Review: A Christmas Prince

Whoever runs the Netflix twitter account has probably made it onto their bosses naughty list this year after causing a stir with the tweet “To the 53 people who’ve watched A Christmas Prince every day for the past 18 days: who hurt you?”. This prompted a backlash of hurt viewers, who were concerned about their viewing privacy on the internet platform. While, on balance, this was probably just supposed to be a tongue-in-cheek remark that got out of hand, it does reflect two things. Firstly, even the people that commissioned and created this movie know it’s not great, and secondly, despite this, it’s clearly adored by some of its audience.

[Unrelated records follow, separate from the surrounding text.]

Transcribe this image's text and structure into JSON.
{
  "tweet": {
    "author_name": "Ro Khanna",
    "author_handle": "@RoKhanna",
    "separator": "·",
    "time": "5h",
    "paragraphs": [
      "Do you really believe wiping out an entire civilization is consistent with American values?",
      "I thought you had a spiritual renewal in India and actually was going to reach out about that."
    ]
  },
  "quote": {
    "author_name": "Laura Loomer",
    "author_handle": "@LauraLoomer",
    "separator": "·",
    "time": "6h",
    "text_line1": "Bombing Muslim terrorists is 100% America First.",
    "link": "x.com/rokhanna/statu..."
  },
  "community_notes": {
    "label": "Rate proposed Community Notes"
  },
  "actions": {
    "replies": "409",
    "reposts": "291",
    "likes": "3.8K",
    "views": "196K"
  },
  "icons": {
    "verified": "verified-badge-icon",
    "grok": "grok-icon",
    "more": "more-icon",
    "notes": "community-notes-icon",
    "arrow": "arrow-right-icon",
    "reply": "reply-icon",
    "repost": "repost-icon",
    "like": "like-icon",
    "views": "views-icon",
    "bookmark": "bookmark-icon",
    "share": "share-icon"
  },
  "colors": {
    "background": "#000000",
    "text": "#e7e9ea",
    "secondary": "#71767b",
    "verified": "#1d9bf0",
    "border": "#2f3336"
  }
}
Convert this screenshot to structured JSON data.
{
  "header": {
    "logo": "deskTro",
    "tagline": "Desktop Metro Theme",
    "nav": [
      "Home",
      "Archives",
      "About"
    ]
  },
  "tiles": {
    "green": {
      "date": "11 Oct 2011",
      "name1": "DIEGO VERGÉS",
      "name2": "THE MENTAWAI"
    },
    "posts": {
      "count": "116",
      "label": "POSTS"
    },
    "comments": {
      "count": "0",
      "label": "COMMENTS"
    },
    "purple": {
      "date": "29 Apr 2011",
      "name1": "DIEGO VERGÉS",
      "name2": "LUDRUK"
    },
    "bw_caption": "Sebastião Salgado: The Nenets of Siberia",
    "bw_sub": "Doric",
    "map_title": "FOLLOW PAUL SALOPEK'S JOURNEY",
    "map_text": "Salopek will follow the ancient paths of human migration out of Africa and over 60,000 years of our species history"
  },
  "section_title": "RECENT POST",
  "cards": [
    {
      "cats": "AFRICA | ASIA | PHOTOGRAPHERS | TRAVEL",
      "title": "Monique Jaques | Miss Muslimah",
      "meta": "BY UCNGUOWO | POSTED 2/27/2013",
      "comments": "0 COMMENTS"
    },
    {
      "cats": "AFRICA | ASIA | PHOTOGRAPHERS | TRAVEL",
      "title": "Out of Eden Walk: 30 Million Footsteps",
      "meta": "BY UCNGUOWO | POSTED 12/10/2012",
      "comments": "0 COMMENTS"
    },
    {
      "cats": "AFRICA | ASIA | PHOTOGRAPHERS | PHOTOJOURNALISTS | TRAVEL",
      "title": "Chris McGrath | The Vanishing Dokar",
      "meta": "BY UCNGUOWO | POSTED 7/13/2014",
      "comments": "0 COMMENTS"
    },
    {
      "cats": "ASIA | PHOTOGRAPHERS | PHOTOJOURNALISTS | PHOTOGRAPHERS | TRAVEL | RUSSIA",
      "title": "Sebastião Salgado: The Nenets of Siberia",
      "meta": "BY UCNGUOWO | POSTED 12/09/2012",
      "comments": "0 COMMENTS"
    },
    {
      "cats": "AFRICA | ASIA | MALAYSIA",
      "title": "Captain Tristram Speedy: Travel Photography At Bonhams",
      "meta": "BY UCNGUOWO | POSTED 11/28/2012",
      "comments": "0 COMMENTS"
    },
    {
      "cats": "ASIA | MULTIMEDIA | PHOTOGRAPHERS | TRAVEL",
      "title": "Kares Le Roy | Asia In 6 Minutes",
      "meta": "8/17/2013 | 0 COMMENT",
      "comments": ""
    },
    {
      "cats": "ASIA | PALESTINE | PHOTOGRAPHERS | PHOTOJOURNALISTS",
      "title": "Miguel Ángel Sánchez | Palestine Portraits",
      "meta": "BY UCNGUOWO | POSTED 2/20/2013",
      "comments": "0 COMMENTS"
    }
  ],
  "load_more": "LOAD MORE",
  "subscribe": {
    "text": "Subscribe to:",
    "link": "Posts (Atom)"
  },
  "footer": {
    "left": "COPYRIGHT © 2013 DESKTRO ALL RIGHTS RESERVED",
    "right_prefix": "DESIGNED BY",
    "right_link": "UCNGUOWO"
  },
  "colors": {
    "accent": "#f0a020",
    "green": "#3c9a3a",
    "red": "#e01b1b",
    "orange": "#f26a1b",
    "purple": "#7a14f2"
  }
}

The movie follows aspiring New-York journalist, Amber Moore, who is sent on a mission to uncover the reason why the ‘playboy prince’ Richard has decided to abdicate his right to the throne of Aldovia. If you’re wondering where this is, my guess is it’s probably right next to The Princess Diaries’ Genovia; another made-up nation somewhere in Europe, where, naturally, everyone speaks with a British accent.  The conclusion of the movie is sign-posted from a mile away. However, in a formulaic rom-com such as this one, if the characters are interesting enough and the script witty enough to sustain your attention, you’ll enjoy getting there anyway. Unfortunately, this is where A Christmas Prince falls short.

TV Junkies, like myself, will recognise leading lady Rose McIver as the adorable brain-eating Liv Moore from IZombie. Her British counterpart Ben Lamb, is probably best known for drama The White Queen, and his brief turn in Divergent. The chemistry between the two main actors doesn’t bowl you over but they do a competent job of selling it. Unfortunately for Rose McIver, the character of Amber is a very typical bland romantic heroine. She is under-appreciated at work but lacks the gumption to do much about it, she’s kind and she’s pretty but seemingly unaware of it – cue a last-minute makeover scene. All in all, she’s nice but not particularly interesting, and that’s exactly how McIver ends up playing her.

Similarly, Prince Richard is everything you expect from a typical romantic hero. He’s a bad-boy turned good who is unforgivably rude during the character’s first meet-cute but soon proves he’s actually a pretty decent guy. He’s an equally flat character and naturally, Lamb struggles to bring much more to him. Honor Kneafsky puts in a decent performance as the prince’s younger sister Emily, who suffers from Spinal Bifida. Of all the characters, she’s the most fleshed-out and actually develops over the course of the movie.

However hard the actors try to bring credibility to their roles, they really struggle against the screenplay which is a mish-mash of Hollywood clichés and slapstick humour. ‘There is nothing loose about this goose’ and ‘you gotta listen to your heart, it’ll always tell you the truth’ are both examples of the clunkers offered up by the dialogue. Amber actually explains the meaning of the word ‘schmaltz’ to Richard at one point, which I can only assume was a self-referential nod to the audience. This film is schmaltz defined, but in its defence, it never attempts to be anything else.

One thing Netflix has done particularly well is shoot it for the small screen. The cinematography of snow-covered mountain-tops and the fairy-light covered castle, are suitably wintry and work well on a laptop. It’s unusual for a platform, that tends to make very cinematic television, to have crafted such televisual cinema. But for what is essentially the 2017 equivalent of a low-budget TV or straight-to-video movie, it’s very suitable.

In the vein of movies like Never Been Kissed, or the royalty-themed The Prince and I, and aforementioned Princess Dairies, it’s probably best aimed at a young teenage audience as they will most likely enjoy it. It’s a well-timed substitute for those of us who are still waiting for the Prince Harry to our Megan Markle, to fall in love with us and whisk us away to the royal life we should be living.  If you’re a sucker for festive clichés, heart-warming plots, sleigh rides and horseback riding in the snow, then this film will get you in the Christmas mood. However, if you want anything more than that from your cinema, I’d give this one a miss and stick Love Actually on for the 100th time instead.